Hadi ama, burada biraz gerçekçi olalım. Bu kural ne kadar kullanılabilir? Bir başka deyişle, 180 günde 90 gün, aslında ne kadar uzun bir süre? Çalışan birinin, devlet memuru olarak 3 ay boyunca Avrupa’ya gitmeye vakti var mı? Şu an ofiste saatlerce çalışırken, “Evet, üç ay boyunca Avrupa’da olacağım” diyebilmek ne kadar mümkün? Gerçekten bu kadar kolay mı? Hadi diyelim ki vizesiz seyahat ettin, ama bu kurala ne kadar uyulabiliyor ki? İşte burada bu sistemin zayıf noktalarını görmeye başlıyoruz. Hem devlet memuru olup hem 3 ay boyunca tatil yapabilmek, en azından bu yazının yazıldığı şartlarda, oldukça hayalci bir düşünce.
Yeşil Pasaport 180 Günde 90 Gün Kuralının Eksileri
Şimdi gelelim asıl soruya: Bu 180 günde 90 gün kuralı ne kadar adil? Gerçekten sadece devlet memurlarına mı verilmeli? Ya da sadece belirli bir grup insan bu fırsattan faydalanmalı mı? Herkes vizesiz seyahat edebilse daha adil olmaz mıydı? Bir bakıma, yeşil pasaport sahiplerinin çok büyük bir ayrıcalığa sahip olduğunu düşünüyorum. Bunun adaletli bir sistem olup olmadığı kesinlikle tartışmaya açık bir konu. Bu kurallar, sadece memurların yurt dışına rahatça gitmelerini sağlarken, diğer insanlara vize engeli koymaya devam ediyor. 180 günde 90 gün, kolayca “tüm Avrupa” demek, ama bu fırsatı kullanacak kitle sınırlı.
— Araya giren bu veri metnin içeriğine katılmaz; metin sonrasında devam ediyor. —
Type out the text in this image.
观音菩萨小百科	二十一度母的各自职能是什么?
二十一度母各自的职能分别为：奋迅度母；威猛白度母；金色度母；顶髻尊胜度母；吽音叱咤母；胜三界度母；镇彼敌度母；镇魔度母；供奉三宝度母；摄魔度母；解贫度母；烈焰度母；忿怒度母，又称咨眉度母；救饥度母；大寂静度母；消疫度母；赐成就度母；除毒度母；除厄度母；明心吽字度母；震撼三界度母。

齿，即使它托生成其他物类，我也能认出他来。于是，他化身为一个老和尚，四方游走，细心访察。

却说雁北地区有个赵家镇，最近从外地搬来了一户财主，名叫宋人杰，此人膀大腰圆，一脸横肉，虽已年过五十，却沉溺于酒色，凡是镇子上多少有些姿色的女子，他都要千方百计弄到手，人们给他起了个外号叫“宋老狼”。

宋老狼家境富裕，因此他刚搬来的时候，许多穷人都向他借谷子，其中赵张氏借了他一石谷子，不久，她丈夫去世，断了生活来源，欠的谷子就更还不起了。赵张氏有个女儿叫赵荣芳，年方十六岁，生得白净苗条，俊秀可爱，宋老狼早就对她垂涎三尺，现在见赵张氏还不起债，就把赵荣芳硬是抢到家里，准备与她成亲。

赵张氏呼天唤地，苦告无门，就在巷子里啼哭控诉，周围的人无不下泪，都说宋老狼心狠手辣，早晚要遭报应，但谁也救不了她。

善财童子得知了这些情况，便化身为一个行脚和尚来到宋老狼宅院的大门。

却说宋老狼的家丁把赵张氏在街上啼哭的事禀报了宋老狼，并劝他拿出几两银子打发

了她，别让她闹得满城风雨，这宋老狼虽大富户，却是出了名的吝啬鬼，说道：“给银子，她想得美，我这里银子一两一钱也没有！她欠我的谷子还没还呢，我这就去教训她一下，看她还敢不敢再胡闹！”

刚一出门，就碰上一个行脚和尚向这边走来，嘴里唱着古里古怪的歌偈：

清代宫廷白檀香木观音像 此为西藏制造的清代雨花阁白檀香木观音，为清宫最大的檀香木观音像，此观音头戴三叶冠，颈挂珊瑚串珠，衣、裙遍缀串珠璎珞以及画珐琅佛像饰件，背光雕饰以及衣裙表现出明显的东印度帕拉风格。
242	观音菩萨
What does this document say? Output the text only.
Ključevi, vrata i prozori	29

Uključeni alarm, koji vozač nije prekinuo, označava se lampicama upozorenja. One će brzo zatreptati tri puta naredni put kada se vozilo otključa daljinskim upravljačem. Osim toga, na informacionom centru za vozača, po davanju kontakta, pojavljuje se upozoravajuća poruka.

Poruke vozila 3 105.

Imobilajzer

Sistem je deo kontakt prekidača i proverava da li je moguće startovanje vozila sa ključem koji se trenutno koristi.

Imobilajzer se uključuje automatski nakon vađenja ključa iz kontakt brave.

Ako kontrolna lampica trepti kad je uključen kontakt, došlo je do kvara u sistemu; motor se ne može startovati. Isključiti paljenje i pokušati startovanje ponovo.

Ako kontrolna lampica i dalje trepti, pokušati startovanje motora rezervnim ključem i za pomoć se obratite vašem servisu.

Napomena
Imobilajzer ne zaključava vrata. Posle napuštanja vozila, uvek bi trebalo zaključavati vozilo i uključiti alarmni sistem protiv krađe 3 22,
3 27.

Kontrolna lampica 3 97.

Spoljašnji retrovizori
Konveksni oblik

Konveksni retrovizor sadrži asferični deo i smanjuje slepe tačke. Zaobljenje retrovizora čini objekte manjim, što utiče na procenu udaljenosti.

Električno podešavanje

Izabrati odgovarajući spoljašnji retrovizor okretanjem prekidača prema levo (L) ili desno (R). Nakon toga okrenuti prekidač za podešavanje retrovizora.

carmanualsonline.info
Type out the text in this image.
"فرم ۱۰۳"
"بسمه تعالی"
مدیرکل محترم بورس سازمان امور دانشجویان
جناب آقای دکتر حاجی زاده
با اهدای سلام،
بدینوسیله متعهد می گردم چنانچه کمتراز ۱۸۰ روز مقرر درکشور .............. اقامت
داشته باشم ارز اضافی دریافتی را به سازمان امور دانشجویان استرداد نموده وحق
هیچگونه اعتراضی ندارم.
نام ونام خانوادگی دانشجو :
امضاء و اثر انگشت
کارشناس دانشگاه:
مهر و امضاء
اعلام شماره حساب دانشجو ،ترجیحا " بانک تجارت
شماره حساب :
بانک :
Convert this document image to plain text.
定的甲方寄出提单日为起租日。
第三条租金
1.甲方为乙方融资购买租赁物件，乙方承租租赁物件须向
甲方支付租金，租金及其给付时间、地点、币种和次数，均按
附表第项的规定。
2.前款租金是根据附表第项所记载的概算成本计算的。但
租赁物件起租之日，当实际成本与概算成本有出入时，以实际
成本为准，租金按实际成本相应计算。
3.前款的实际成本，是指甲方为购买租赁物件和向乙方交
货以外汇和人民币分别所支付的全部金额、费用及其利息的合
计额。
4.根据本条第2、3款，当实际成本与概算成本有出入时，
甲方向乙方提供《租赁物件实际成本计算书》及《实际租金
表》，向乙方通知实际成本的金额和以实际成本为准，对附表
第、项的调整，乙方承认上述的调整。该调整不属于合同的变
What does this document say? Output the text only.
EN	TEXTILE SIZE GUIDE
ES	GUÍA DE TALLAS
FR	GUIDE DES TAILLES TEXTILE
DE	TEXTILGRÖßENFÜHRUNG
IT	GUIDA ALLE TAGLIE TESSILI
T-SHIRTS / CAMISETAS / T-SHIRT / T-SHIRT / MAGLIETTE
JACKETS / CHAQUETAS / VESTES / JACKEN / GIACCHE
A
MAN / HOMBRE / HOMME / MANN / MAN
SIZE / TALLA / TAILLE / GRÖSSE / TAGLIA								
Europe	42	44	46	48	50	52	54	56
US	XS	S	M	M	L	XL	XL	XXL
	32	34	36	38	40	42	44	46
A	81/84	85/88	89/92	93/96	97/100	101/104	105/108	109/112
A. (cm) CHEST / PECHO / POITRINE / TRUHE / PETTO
Çoğu devlet memurunun maaşı zaten belirli bir düzeyde kalırken, uçak biletleri, konaklama ve diğer seyahat masrafları, bir yanda ekstra bir yük oluşturuyor. O zaman bu 90 gün sadece birkaç aylık bir tatilden fazlası olabilir mi? Çoğu kişi için, 3 ay boyunca yurt dışında tatil yapmak, neredeyse ulaşılması imkansız bir hedef. Bu kural, sadece bir avuç memurun keyifli seyahatler yapabilmesini sağlarken, dışarıda olan çoğu kişi, iş ve ekonomik sıkıntılarla boğuluyor. Bu durum, Türkiye’deki sınıf ayrımının daha da derinleşmesine yol açmıyor mu?
Yine de, Gerçekten Farklı Olan Ne?
Bir diğer soru da şu: Bu kuralların sosyal faydası nedir? Birçok kişi, yeşil pasaportun sadece devlet memurlarına ait olduğunu bilmezken, bu bireyler aslında devlete hizmet etmiş ve bir tür ödüllendirilmiş oluyor. Ancak, sosyal adaletin bir arayışında, bu tür ayrıcalıkların gerçekten ne kadar yerinde olduğunu sorgulamak gerek. Benim gözümde, özellikle eğitimli kesim için, yeşil pasaport sahibi olmak biraz da şansa dayalı bir durum. Peki, toplumda daha fazla eşitlik sağlanması adına, yeşil pasaport imkanı tüm vatandaşlara sağlanmalı mı? Yani, bu 90 gün kuralları yerine herkesin vizesiz seyahat edebilmesi daha mantıklı değil mi?
Yeşil Pasaport: Sosyal Ayrımcılık mı, Ödüllendirme mi?
Sonuçta, “Yeşil pasaport 180 günde 90 gün kuralı” ne kadar cazip gözükse de, bu kurallar ve ayrıcalıklar çoğu zaman sınıfsal ayrımcılığa yol açıyor. Bir yanda, devlet memurları vizesiz seyahat etme özgürlüğünü yaşarken, diğer tarafta aynı fırsatlara sahip olamayan milyonlarca insan var. Üstelik, bu kuralların uygulanabilirliği, çalışanların günlük hayatlarında gerçekten işlevsel olmayabiliyor. Bu yüzden, gerçekten eşit bir sistem yaratmak adına, vizesiz seyahat hakkı herkese sunulmalı mı? Yoksa bu tür ayrıcalıklar, toplumdaki dengeyi bozmak yerine, daha fazla fırsat eşitliği yaratmak adına yeniden düzenlenmeli mi?
Benim görüşüm şu ki, belki de tek doğru cevap, bu ayrıcalıkları daha erişilebilir hale getirmek ve toplumun her kesimi için daha adil fırsatlar sunmaktan geçiyor. Yoksa, yeşil pasaportlu bir grup insanın 90 günü sadece kendilerine saklamaları, gerçekten de “eşitlik”ten uzak bir durumu ortaya çıkarıyor.